Barrios hopes that students will leave the course with an understanding of how speculative thinking can help with modern issues. 

 “When they’re kind of in a particular problem, they can think about future, projective, imaginative ways of thinking to come up with solutions for the present,” Barrios said.

The public and applied humanities department also offers other gen-eds, such as PAH 150A2 – Weird Stuff: How to Think About the Paranormal, the Supernatural, and Other Mysterious Things, which will be taught online or in-person by professor Eddy White. 

3. Russian and Slavic Studies 280 – Sports and Empire: Sport in Soviet & Post-Soviet Eastern European Society

This is another class that lets students explore multiple interests, as it combines sports with culture and politics. This class is taught in the department of Russian and Slavic studies and focuses on the role that sports has played in the region.

RSSS 280 will be taught in-person by professor Benjamin Jens and can help students with their gen-ed humanities requirements. Fall 2022 will be the third time the course has been offered. 

“I’m hoping that students get, first, a bigger sense of how sports and politics interact,” Jens said.

The course begins with the history of sports in Eastern Europe and analyzes the historical role of sports in the Soviet Union. Jens hopes students understand how sports relates to geopolitics and international relations in the region, using famous historical examples like the “Miracle on Ice” hockey game at the 1980 Winter Olympics.

The class also looks at modern issues and how sports is currently used by the Russian government to project their image and power. Students will get to explore these ideas for other countries in the region as well and learn about places and sports that may not get as much attention.

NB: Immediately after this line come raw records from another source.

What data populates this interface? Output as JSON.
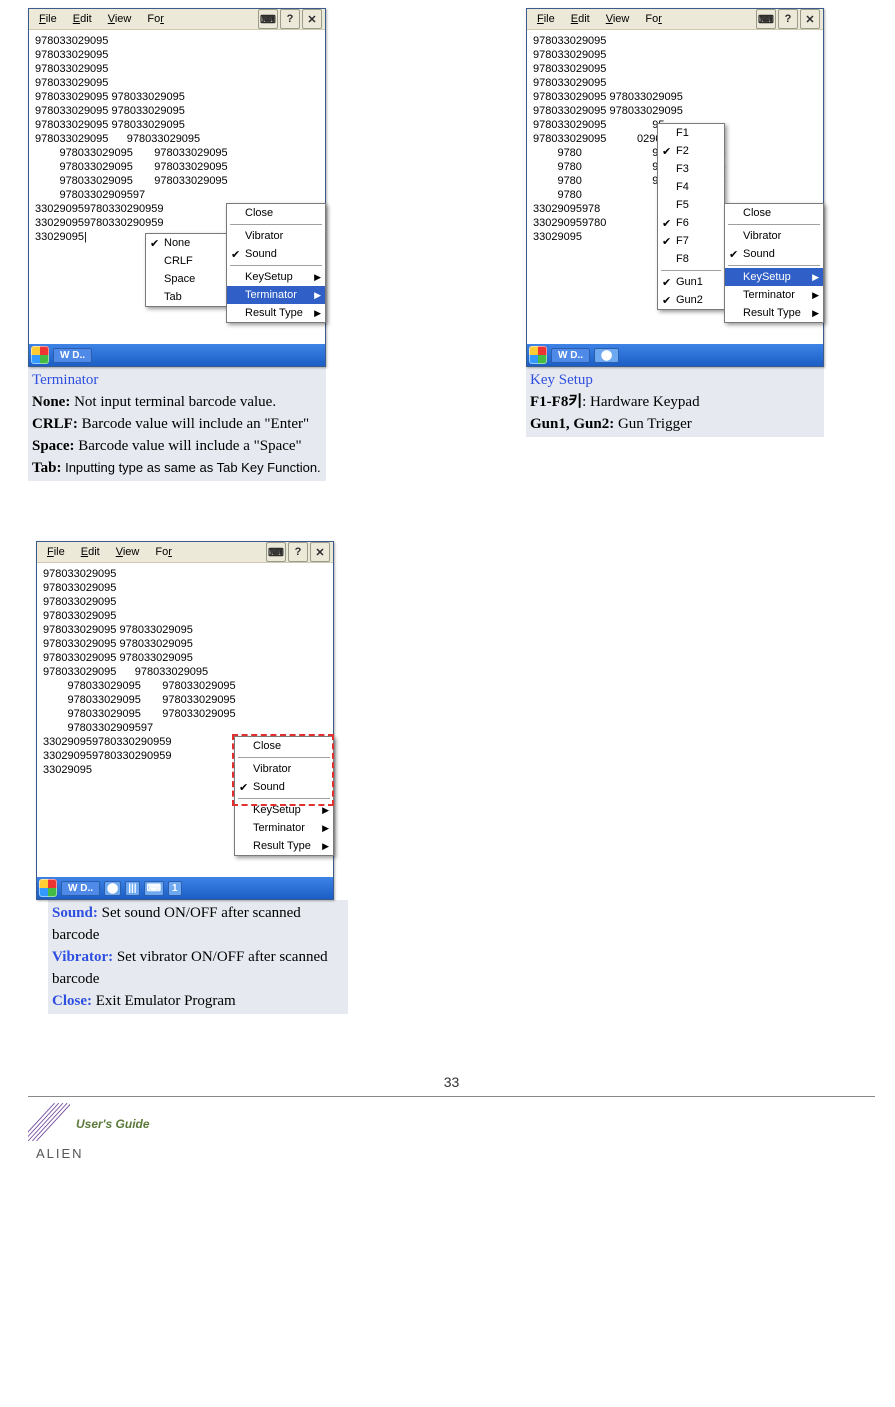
{
  "menus": {
    "file": "File",
    "edit": "Edit",
    "view": "View",
    "for": "For"
  },
  "taskbar_item": "W D..",
  "text_lines_a": [
    "978033029095",
    "978033029095",
    "978033029095",
    "978033029095",
    "978033029095 978033029095",
    "978033029095 978033029095",
    "978033029095 978033029095",
    "978033029095      978033029095",
    "        978033029095       978033029095",
    "        978033029095       978033029095",
    "        978033029095       978033029095",
    "        97803302909597",
    "330290959780330290959",
    "330290959780330290959",
    "33029095|"
  ],
  "text_lines_b": [
    "978033029095",
    "978033029095",
    "978033029095",
    "978033029095",
    "978033029095 978033029095",
    "978033029095 978033029095",
    "978033029095               95",
    "978033029095          029095",
    "        9780                       978033029095",
    "        9780                       978033029095",
    "        9780                       978033029095",
    "        9780",
    "33029095978",
    "330290959780",
    "33029095"
  ],
  "text_lines_c": [
    "978033029095",
    "978033029095",
    "978033029095",
    "978033029095",
    "978033029095 978033029095",
    "978033029095 978033029095",
    "978033029095 978033029095",
    "978033029095      978033029095",
    "        978033029095       978033029095",
    "        978033029095       978033029095",
    "        978033029095       978033029095",
    "        97803302909597",
    "330290959780330290959",
    "330290959780330290959",
    "33029095"
  ],
  "popup_terminator_left": [
    {
      "label": "None",
      "checked": true
    },
    {
      "label": "CRLF"
    },
    {
      "label": "Space"
    },
    {
      "label": "Tab"
    }
  ],
  "popup_right_common": [
    {
      "label": "Close"
    },
    {
      "sep": true
    },
    {
      "label": "Vibrator"
    },
    {
      "label": "Sound",
      "checked": true
    },
    {
      "sep": true
    },
    {
      "label": "KeySetup",
      "arrow": true
    },
    {
      "label": "Terminator",
      "arrow": true
    },
    {
      "label": "Result Type",
      "arrow": true
    }
  ],
  "popup_right_sel_terminator": "Terminator",
  "popup_right_sel_keysetup": "KeySetup",
  "popup_keysetup_left": [
    {
      "label": "F1"
    },
    {
      "label": "F2",
      "checked": true
    },
    {
      "label": "F3"
    },
    {
      "label": "F4"
    },
    {
      "label": "F5"
    },
    {
      "label": "F6",
      "checked": true
    },
    {
      "label": "F7",
      "checked": true
    },
    {
      "label": "F8"
    },
    {
      "sep": true
    },
    {
      "label": "Gun1",
      "checked": true
    },
    {
      "label": "Gun2",
      "checked": true
    }
  ],
  "captions": {
    "a_title": "Terminator",
    "a_lines": [
      [
        "None:",
        " Not input terminal barcode value."
      ],
      [
        "CRLF:",
        " Barcode value will include an \"Enter\""
      ],
      [
        "Space:",
        " Barcode value will include a \"Space\""
      ],
      [
        "Tab:",
        " Inputting type as same as Tab Key Function."
      ]
    ],
    "b_title": "Key Setup",
    "b_lines": [
      [
        "F1-F8키",
        ": Hardware Keypad"
      ],
      [
        "Gun1, Gun2:",
        " Gun Trigger"
      ]
    ],
    "c_lines": [
      [
        "Sound:",
        " Set sound ON/OFF after scanned barcode"
      ],
      [
        "Vibrator:",
        " Set vibrator ON/OFF after scanned barcode"
      ],
      [
        "Close:",
        " Exit Emulator Program"
      ]
    ]
  },
  "page_number": "33",
  "users_guide": "User's Guide",
  "alien": "ALIEN"
}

“We get a chance to talk about some of the countries we don’t think of as much, beyond Russia,” Jens said. “Lithuanian basketball, volleyball in Ukraine, handball in Bosnia, things like that.”

Students will be able to discuss relevant topics too this year in terms of geopolitics and sporting events, and gain an understanding of Eastern Europe’s influence on the rest of the world. 

“I’m hoping it’s a fun gen-ed about a topic that we don’t always think of,” Jens said.